I’ve been struggling through some thoughts these past few weeks, so I thought I’d share them here. As I do.
It’s mainly about confidence. Like, how do you teach your children to be confident when you struggle to look at your self in the mirror every morning? How do you teach them to be able to walk into a room and feel OK when your natural reaction to the same thing, is to feel so sick you may puke into your purse before you’d actually work up the courage to talk to anyone.
For me these issues stem from childhood, before I even had skin issues.
I have ALWAYS thought too much about what other people think – even though I don’t like to admit it. When I was younger I couldn’t even order my own food from a waitress or pay for things at a teller because I was too afraid to make a mistake. It was so scary that I’d make my brother do it. Talking to new people was a no go and don’t even get me started on talking in public. The fear of messing up and having people laugh at me in my face (or worse – behind my back) had me paralysed.
Somehow through meeting Seth, becoming a parent, progressing in my work and starting this blog, I’ve worked through a lot of those issues. In fact I’ve worked through so many that I’d even go so far as to say that I’m a fully functioning human now – I don’t think I could have said that if I’d continued the path that I was on.
What I’ve learned over the years (and many of these awkward encounters) is that no one is perfect. And this is better than just OK. If everyone were perfect it would be so freaking boring that I’d want to punch my eyes out. I love the quirks of my friends – the ones that fall asleep on our couch because they’re comfortable (and maybe we’re a little heavy handed with the wine). I love the friends that speak their mind because their filter is a bit wider than others. I love the friends that can walk into my messy home without flinching because they know their home is just as messy.

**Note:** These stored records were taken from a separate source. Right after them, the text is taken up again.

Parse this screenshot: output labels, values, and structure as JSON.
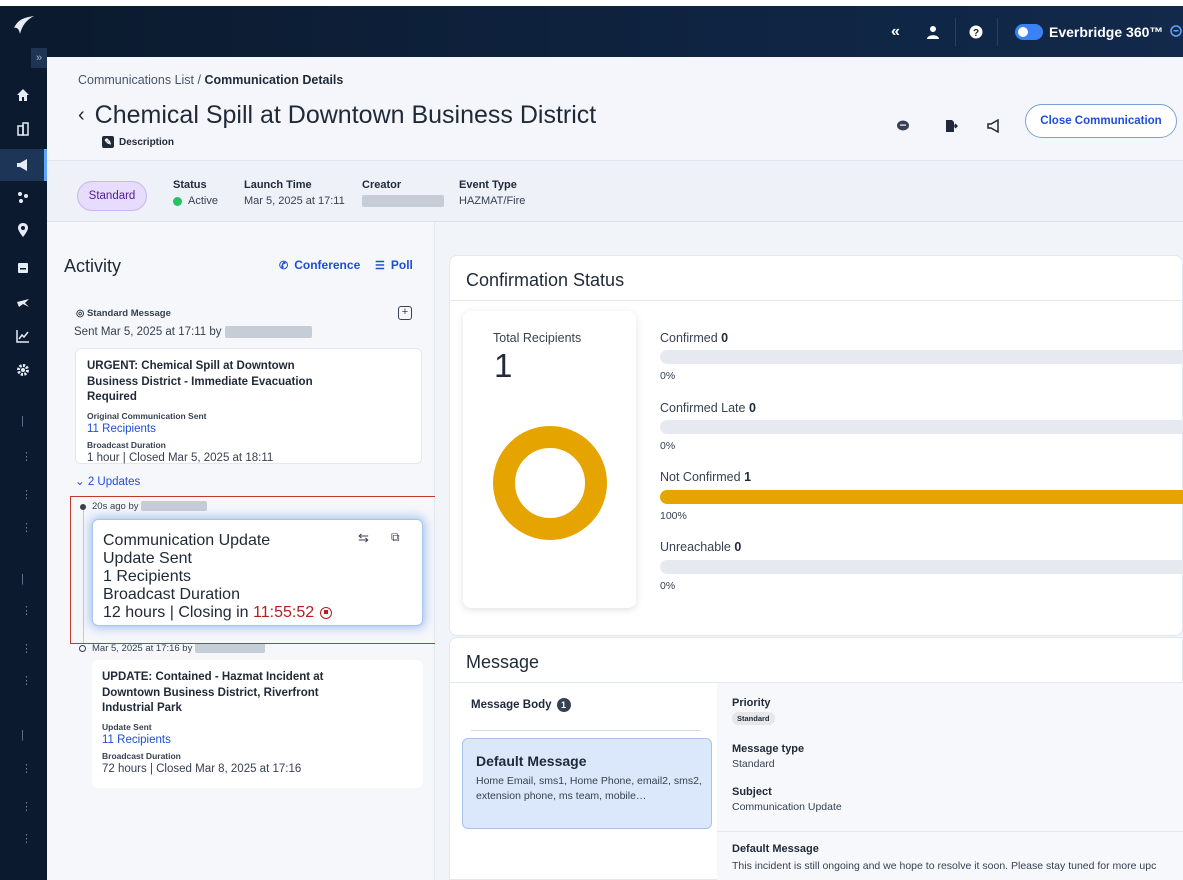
{
  "topbar": {
    "collapse_icon": "double-chevron-left-icon",
    "user_icon": "user-icon",
    "help_icon": "help-icon",
    "brand": "Everbridge 360™",
    "brand_icon": "chat-bubble-icon",
    "accent": "#3b82f6"
  },
  "sidebar": {
    "expand_label": "»",
    "icons": [
      "home-icon",
      "buildings-icon",
      "megaphone-icon",
      "people-network-icon",
      "location-pin-icon",
      "grid-icon",
      "plane-icon",
      "chart-icon",
      "gear-icon"
    ]
  },
  "header": {
    "breadcrumb_parent": "Communications List",
    "breadcrumb_sep": " / ",
    "breadcrumb_current": "Communication Details",
    "title": "Chemical Spill at Downtown Business District",
    "description_label": "Description",
    "close_button": "Close Communication"
  },
  "info": {
    "type_pill": "Standard",
    "status_label": "Status",
    "status_value": "Active",
    "launch_label": "Launch Time",
    "launch_value": "Mar 5, 2025 at 17:11",
    "creator_label": "Creator",
    "event_label": "Event Type",
    "event_value": "HAZMAT/Fire"
  },
  "activity": {
    "title": "Activity",
    "conference": "Conference",
    "poll": "Poll",
    "std_message_label": "Standard Message",
    "sent_text": "Sent Mar 5, 2025 at 17:11 by",
    "original": {
      "headline": "URGENT: Chemical Spill at Downtown Business District - Immediate Evacuation Required",
      "sent_label": "Original Communication Sent",
      "recipients": "11 Recipients",
      "duration_label": "Broadcast Duration",
      "duration": "1 hour | Closed Mar 5, 2025 at 18:11"
    },
    "updates_toggle": "2 Updates",
    "update1": {
      "ago": "20s ago by",
      "title": "Communication Update",
      "sent_label": "Update Sent",
      "recipients": "1 Recipients",
      "duration_label": "Broadcast Duration",
      "duration_prefix": "12 hours | Closing in",
      "countdown": "11:55:52"
    },
    "update2": {
      "time": "Mar 5, 2025 at 17:16 by",
      "headline": "UPDATE: Contained - Hazmat Incident at Downtown Business District, Riverfront Industrial Park",
      "sent_label": "Update Sent",
      "recipients": "11 Recipients",
      "duration_label": "Broadcast Duration",
      "duration": "72 hours | Closed Mar 8, 2025 at 17:16"
    }
  },
  "confirmation": {
    "title": "Confirmation Status",
    "total_label": "Total Recipients",
    "total_value": "1",
    "donut_color": "#e6a400",
    "stats": [
      {
        "label": "Confirmed",
        "count": "0",
        "percent_text": "0%",
        "fraction": 0
      },
      {
        "label": "Confirmed Late",
        "count": "0",
        "percent_text": "0%",
        "fraction": 0
      },
      {
        "label": "Not Confirmed",
        "count": "1",
        "percent_text": "100%",
        "fraction": 1
      },
      {
        "label": "Unreachable",
        "count": "0",
        "percent_text": "0%",
        "fraction": 0
      }
    ]
  },
  "message": {
    "title": "Message",
    "body_label": "Message Body",
    "body_count": "1",
    "default_title": "Default Message",
    "default_channels": "Home Email, sms1, Home Phone, email2, sms2, extension phone, ms team, mobile…",
    "priority_label": "Priority",
    "priority_value": "Standard",
    "type_label": "Message type",
    "type_value": "Standard",
    "subject_label": "Subject",
    "subject_value": "Communication Update",
    "default_label": "Default Message",
    "default_text": "This incident is still ongoing and we hope to resolve it soon. Please stay tuned for more upc"
  }
}
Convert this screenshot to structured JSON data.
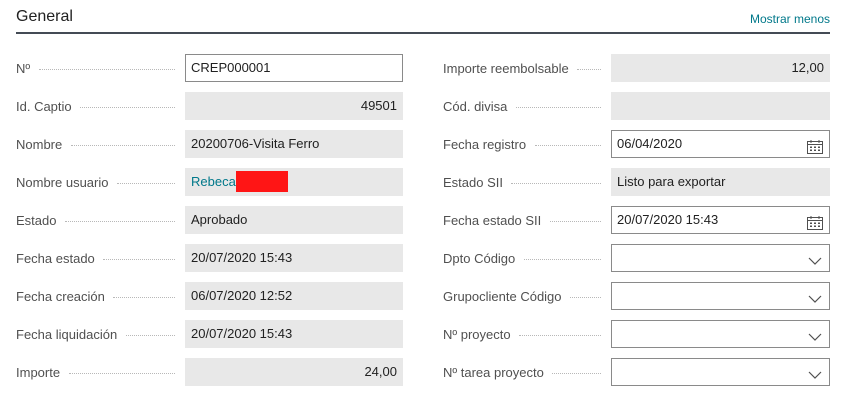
{
  "section": {
    "title": "General",
    "toggle_label": "Mostrar menos"
  },
  "left": [
    {
      "name": "no",
      "label": "Nº",
      "value": "CREP000001",
      "kind": "editable"
    },
    {
      "name": "id-captio",
      "label": "Id. Captio",
      "value": "49501",
      "kind": "readonly-right"
    },
    {
      "name": "nombre",
      "label": "Nombre",
      "value": "20200706-Visita Ferro",
      "kind": "readonly"
    },
    {
      "name": "nombre-usuario",
      "label": "Nombre usuario",
      "value": "Rebeca",
      "kind": "link"
    },
    {
      "name": "estado",
      "label": "Estado",
      "value": "Aprobado",
      "kind": "readonly"
    },
    {
      "name": "fecha-estado",
      "label": "Fecha estado",
      "value": "20/07/2020 15:43",
      "kind": "readonly"
    },
    {
      "name": "fecha-creacion",
      "label": "Fecha creación",
      "value": "06/07/2020 12:52",
      "kind": "readonly"
    },
    {
      "name": "fecha-liquidacion",
      "label": "Fecha liquidación",
      "value": "20/07/2020 15:43",
      "kind": "readonly"
    },
    {
      "name": "importe",
      "label": "Importe",
      "value": "24,00",
      "kind": "readonly-right"
    }
  ],
  "right": [
    {
      "name": "importe-reembolsable",
      "label": "Importe reembolsable",
      "value": "12,00",
      "kind": "readonly-right"
    },
    {
      "name": "cod-divisa",
      "label": "Cód. divisa",
      "value": "",
      "kind": "readonly"
    },
    {
      "name": "fecha-registro",
      "label": "Fecha registro",
      "value": "06/04/2020",
      "kind": "date"
    },
    {
      "name": "estado-sii",
      "label": "Estado SII",
      "value": "Listo para exportar",
      "kind": "readonly"
    },
    {
      "name": "fecha-estado-sii",
      "label": "Fecha estado SII",
      "value": "20/07/2020 15:43",
      "kind": "date"
    },
    {
      "name": "dpto-codigo",
      "label": "Dpto Código",
      "value": "",
      "kind": "dropdown"
    },
    {
      "name": "grupocliente-codigo",
      "label": "Grupocliente Código",
      "value": "",
      "kind": "dropdown"
    },
    {
      "name": "no-proyecto",
      "label": "Nº proyecto",
      "value": "",
      "kind": "dropdown"
    },
    {
      "name": "no-tarea-proyecto",
      "label": "Nº tarea proyecto",
      "value": "",
      "kind": "dropdown"
    }
  ]
}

Being perfect sucks, being real is what I’m after.
SO back to “how do we teach our kids to be confident” when we’re not naturally that way inclined. How do you do it?
Well, I think you fake it till you make it.
That’s what I’m doing anyway. Every day I’m faced with something that I’d rather not do. From talking on the phone (why is this still a thing we have to do), to standing in front of a crowd at the #CTMeetUp and welcoming them, to even facing my worst fear and going to embarrass myself on TV (yup – the whole family and I are going to be on The Weekend Edition on SABC 3 on 22 January – EEEEEK!!!).
I’ve learned that being scared to do things is normal. And doing it anyway takes confidence that I may not always have readily available. But so what? If I mess up, I mess up, because the other thing that I have learned is that it’s not the end of the World. No one really cares and even if they do, being a person that can laugh at themselves is way better than taking yourself too seriously.
So to help my kids, I tell them about things that freak me out and how I did them anyway. I tell them how scared I was but how well it turned out. How nervous I was feeling but how awesome I felt afterwards. Letting them know that these feelings are normal may just help them to move past it sooner than I did.
And so that leads me to pushing my boundaries and sharing my story with Abigail K. I’m over many things that used to keep me back and here I chat about the one thing that still gets me down. If you haven’t watched this video yet, then here’s my story…
I think it’s hard to share these kinds of personal things so openly and yet so many of us face the same feelings every day. If sharing any of these things online has taught me anything, it’s that we’re not alone. There are so many other people in the same boat.